A standard can be applied to evaluate whether the notwithstanding clause is being properly invoked. New Brunswick should explain its rationale for use.
The government of New Brunswick has recently come under fire for introducing a bill (Bill 11) that invokes the Charter’s “notwithstanding clause.” The bill would pre-emptively insulate from judicial scrutiny the legislation requiring students to provide proof of vaccination, without any exemptions for reasons of religion or conscience.
The criticism of New Brunswick’s decision to invoke the Charter’s section 33 notwithstanding clause betrays a misunderstanding of Canada’s constitutional order. While it is clear that there are few legal restrictions on the use of the notwithstanding clause, political evaluations of its legitimate use should be informed by a consistent standard. The true reason many critics have hastily criticized New Brunswick’s use of section 33 is that they fail to acknowledge any standard for legitimately using the notwithstanding clause.
The standard by which to evaluate New Brunswick’s use of section 33 should be whether it sets out a reasonable legislative definition of what rights mean, or whether it simply seeks to override rights in the name of majoritarian preferences. Canadians should embrace uses of the clause that meet the former test but be wary of those that fit the latter. New Brunswick’s Bill 11 could use the notwithstanding clause to protect Charter rights against anticipated wayward judicial interpretations of how such rights relate to public policy concerning vaccinations.

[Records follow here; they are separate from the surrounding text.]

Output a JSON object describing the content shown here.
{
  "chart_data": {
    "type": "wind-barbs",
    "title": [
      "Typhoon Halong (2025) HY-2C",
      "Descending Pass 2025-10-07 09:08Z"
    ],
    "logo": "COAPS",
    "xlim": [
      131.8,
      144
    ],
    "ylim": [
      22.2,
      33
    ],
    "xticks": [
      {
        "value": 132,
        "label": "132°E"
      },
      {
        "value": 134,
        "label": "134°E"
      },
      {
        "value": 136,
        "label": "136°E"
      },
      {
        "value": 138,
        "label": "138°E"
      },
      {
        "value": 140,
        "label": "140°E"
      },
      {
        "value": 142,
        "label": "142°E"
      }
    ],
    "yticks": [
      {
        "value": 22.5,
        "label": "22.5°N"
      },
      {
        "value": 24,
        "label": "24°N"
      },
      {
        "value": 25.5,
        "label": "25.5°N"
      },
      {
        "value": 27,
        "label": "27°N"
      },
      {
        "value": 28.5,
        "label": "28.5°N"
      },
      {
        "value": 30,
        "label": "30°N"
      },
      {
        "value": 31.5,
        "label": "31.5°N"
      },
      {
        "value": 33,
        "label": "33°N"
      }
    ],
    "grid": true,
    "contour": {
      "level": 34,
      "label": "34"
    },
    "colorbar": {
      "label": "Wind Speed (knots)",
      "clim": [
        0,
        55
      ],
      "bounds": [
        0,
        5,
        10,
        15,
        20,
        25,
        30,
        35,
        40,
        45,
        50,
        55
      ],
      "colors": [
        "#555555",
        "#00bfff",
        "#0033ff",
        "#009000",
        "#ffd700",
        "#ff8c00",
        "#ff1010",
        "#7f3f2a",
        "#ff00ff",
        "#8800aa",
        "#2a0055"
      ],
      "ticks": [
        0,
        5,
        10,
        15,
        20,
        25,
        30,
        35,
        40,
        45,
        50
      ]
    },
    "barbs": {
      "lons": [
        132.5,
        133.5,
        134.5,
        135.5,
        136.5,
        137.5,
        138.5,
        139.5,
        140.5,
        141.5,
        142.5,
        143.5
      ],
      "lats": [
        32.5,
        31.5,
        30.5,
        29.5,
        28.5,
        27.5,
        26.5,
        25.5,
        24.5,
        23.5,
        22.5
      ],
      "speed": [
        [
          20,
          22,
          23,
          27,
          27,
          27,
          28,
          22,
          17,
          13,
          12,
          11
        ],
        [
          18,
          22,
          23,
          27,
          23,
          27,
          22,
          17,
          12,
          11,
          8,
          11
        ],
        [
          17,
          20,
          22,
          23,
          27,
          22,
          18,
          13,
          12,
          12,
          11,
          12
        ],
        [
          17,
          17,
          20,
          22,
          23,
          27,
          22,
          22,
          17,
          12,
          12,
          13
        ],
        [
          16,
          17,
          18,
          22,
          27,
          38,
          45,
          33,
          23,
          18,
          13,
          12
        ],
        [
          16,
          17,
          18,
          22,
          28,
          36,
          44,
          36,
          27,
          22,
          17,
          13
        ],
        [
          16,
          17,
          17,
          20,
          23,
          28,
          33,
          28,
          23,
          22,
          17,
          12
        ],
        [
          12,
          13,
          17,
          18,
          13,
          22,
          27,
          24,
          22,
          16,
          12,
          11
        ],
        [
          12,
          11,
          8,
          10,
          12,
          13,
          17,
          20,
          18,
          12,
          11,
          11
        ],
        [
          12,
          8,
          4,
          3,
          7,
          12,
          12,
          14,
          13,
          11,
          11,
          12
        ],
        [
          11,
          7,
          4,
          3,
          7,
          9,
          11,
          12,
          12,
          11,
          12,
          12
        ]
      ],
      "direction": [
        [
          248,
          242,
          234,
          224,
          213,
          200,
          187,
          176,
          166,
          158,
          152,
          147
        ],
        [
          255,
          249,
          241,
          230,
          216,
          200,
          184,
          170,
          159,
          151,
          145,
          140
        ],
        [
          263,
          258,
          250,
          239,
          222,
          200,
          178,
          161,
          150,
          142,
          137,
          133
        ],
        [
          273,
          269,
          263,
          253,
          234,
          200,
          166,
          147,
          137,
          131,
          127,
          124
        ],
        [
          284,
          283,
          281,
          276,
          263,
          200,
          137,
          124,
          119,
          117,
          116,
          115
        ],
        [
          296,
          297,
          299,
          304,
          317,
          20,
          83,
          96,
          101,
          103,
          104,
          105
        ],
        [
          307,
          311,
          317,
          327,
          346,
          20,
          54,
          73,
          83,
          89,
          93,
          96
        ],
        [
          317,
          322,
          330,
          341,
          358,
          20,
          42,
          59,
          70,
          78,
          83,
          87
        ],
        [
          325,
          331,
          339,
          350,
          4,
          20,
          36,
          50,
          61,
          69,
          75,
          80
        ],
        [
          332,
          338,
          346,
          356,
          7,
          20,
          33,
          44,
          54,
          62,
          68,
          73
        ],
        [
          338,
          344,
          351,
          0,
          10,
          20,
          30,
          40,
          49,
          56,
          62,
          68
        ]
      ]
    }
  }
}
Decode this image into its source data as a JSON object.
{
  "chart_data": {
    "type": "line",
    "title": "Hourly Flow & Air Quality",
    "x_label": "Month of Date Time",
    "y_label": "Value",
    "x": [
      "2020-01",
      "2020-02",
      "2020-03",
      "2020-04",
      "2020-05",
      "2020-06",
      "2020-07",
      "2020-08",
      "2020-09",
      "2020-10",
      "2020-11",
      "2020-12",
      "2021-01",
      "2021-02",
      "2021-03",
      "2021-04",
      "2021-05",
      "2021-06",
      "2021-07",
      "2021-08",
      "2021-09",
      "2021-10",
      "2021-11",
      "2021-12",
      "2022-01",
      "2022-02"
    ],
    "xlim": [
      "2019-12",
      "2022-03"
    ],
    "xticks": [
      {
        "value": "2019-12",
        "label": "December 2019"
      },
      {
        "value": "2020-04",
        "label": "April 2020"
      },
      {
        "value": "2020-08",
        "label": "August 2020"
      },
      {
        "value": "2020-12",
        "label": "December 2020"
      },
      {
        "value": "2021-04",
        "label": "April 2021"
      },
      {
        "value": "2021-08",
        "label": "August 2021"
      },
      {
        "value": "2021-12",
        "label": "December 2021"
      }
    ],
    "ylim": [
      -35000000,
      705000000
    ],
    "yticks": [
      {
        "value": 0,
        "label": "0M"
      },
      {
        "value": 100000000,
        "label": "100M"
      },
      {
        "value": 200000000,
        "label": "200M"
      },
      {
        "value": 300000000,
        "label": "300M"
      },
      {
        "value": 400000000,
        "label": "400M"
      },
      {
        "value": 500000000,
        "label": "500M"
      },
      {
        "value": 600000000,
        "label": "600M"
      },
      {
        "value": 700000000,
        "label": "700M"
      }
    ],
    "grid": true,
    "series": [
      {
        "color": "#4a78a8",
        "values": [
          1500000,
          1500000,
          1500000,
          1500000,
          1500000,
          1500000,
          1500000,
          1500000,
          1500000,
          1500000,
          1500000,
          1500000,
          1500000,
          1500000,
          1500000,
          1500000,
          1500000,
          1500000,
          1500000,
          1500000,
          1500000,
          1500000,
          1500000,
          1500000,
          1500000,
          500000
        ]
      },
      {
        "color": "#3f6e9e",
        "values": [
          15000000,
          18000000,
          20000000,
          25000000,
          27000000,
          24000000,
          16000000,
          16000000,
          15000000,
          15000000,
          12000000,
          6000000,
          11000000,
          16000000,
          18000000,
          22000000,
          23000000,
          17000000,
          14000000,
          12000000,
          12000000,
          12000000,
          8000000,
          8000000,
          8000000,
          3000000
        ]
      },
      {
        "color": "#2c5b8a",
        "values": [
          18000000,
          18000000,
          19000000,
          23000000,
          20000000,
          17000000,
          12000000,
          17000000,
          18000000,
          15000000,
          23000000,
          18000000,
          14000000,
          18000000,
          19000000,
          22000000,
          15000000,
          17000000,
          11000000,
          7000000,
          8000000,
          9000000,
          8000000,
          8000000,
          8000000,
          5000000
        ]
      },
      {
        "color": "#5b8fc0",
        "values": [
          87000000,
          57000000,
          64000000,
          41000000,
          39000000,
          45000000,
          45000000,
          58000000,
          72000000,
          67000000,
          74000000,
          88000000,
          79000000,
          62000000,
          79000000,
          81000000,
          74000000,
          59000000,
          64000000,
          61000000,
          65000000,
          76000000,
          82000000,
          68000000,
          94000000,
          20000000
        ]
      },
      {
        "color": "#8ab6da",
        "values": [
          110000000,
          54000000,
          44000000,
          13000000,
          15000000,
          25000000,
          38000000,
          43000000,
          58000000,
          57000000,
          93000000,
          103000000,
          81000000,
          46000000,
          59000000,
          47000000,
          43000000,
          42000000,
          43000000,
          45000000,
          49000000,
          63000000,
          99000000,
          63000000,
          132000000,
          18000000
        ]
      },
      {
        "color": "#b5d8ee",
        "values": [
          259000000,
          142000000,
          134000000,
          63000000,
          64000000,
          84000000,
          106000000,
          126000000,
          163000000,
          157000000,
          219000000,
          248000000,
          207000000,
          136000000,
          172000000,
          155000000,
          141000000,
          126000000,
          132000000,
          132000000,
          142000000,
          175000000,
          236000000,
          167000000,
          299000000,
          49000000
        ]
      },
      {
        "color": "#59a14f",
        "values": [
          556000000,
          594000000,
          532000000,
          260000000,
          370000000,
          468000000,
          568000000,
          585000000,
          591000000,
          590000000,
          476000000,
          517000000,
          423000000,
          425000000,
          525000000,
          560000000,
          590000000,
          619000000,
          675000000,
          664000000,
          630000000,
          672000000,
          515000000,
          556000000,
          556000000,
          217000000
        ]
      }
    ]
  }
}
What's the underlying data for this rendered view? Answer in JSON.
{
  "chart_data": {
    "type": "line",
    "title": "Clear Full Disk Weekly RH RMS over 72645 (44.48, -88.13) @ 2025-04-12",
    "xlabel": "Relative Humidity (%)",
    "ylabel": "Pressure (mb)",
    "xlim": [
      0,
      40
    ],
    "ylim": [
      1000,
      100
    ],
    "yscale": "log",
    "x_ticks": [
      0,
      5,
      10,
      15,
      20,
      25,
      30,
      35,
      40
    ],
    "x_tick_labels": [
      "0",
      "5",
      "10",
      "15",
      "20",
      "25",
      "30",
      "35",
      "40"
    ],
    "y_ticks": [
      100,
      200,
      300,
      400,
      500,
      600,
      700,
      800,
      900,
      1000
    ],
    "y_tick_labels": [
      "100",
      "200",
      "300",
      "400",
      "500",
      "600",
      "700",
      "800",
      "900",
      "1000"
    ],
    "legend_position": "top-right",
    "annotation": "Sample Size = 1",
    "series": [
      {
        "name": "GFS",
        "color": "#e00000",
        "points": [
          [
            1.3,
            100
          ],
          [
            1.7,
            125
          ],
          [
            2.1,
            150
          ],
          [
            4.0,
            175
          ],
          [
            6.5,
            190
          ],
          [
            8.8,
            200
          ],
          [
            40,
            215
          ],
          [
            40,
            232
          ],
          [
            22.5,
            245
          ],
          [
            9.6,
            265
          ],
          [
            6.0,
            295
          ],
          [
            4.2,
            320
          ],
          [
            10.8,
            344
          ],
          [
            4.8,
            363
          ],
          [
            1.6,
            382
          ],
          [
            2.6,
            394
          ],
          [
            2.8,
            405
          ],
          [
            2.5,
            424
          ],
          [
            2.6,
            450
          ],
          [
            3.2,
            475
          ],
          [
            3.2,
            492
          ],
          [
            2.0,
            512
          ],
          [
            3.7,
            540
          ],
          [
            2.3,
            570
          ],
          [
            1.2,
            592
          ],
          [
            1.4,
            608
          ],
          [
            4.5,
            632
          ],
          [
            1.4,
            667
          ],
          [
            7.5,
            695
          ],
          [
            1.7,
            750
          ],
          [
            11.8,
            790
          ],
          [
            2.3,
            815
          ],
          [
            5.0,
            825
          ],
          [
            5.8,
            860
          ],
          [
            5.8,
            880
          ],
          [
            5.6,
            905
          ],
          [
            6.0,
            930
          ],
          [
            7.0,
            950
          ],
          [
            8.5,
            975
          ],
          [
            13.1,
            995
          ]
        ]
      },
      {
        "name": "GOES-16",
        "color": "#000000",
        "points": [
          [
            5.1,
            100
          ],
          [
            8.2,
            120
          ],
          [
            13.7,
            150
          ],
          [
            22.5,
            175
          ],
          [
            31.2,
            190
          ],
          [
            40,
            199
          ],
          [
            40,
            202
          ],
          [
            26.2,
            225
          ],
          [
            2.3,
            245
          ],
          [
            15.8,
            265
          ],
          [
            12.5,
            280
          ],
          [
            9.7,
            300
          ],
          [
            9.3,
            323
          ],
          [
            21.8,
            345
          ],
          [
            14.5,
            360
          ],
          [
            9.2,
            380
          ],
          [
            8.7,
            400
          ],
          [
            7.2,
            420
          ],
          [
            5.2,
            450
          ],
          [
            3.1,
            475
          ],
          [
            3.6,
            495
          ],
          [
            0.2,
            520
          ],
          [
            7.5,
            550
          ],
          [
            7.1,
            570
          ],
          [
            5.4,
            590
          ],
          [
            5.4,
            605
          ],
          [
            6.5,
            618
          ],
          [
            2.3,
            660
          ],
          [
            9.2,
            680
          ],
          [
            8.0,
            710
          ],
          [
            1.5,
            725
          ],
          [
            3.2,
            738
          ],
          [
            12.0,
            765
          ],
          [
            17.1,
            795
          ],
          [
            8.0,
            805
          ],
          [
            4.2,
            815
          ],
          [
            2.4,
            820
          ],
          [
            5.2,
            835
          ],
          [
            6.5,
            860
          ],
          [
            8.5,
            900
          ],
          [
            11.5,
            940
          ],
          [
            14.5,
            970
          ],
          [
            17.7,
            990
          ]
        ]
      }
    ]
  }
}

The law’s use of the notwithstanding clause shows how it can be employed in a way that constructs and protects reasonable understandings of Charter rights.
This standard can be usefully illustrated by Saskatchewan’s and Quebec’s recent uses of the notwithstanding clause. Saskatchewan’s School Choice Protection Act (2018) responded to a judicial decision invalidating funding for non-Catholic students at Catholic schools as an unreasonable limitation on the Charter right to religious freedom. The law’s use of the notwithstanding clause shows how it can be employed in a way that constructs and protects reasonable understandings of Charter rights. In contrast, Quebec’s Bill 21 (enacted in 2019) shows how the clause can be legally used to run roughshod over Charter rights.
The preamble of Saskatchewan’s legislation laid out reasons for protecting public funding for non-Catholic students at Catholic schools that were sensitive to the Charter right to religious freedom, including the following:
Whereas it is desirable and in the public interest that education funding should not be based on any religious affiliation of parents, guardians or pupils;
Whereas it is desirable and in the public interest that boards of education may, subject to this Act and The Education Act, 1995, determine their own policies respecting admitting pupils, and that education funding to boards of education not be limited due to religious affiliation of parents, guardians or pupils;
The first of these clauses demonstrates a concern with the need for religious neutrality in the extension of historically privileged denominational right on equal terms to denominational and nondenominational students alike. The second shows a concern with the autonomy of religious institutions that has been echoed by the Canadian Supreme Court’s jurisprudence on religious freedom. Together, these clauses indicate that Saskatchewan used the notwithstanding clause to protect a reasonable understanding of how the Charter right to religious freedom relates to funding for non-Catholic students at Catholic schools.
Quebec’s Bill 21 prohibits the wearing of religious symbols in the public sector. Bill 21 does claim to be based on the principle of “freedom of conscience and freedom of religion,” but nowhere does it address how its requirements are consistent with the free exercise of religion. The law refers to a framework for “accommodations” on religious grounds for a limited set of state employees, but it denies these accommodations to the lion’s share of officials. The ability of state employees to freely exercise their religion is the primary Charter right violated by Bill 21. The legislature prohibits religious symbols for a swath of officials in a way that overrides their right to religious accommodation.
How does New Brunswick’s proposed law measure up to the standard we propose?
Unfortunately, the debate around Bill 11 has avoided any discussion of how the Charter rights to freedom of religion and conscience relate to mandated vaccinations. Invoking the notwithstanding clause should always involve a discussion of how proposed laws relate to Charter rights. If legislators simply associate the notwithstanding clause with opposition to rights, they deny its constructive role in the Charter and lump Saskatchewan’s exemplary use of the clause in with Quebec’s. New Brunswick’s government should explain how the clause might justifiably set boundaries to rights. Members of the opposition should clarify why they think Bill 11 unjustifiably violates Charter rights, instead of crying wolf just because it uses section 33. After all, crying wolf plays into the wolf’s plans.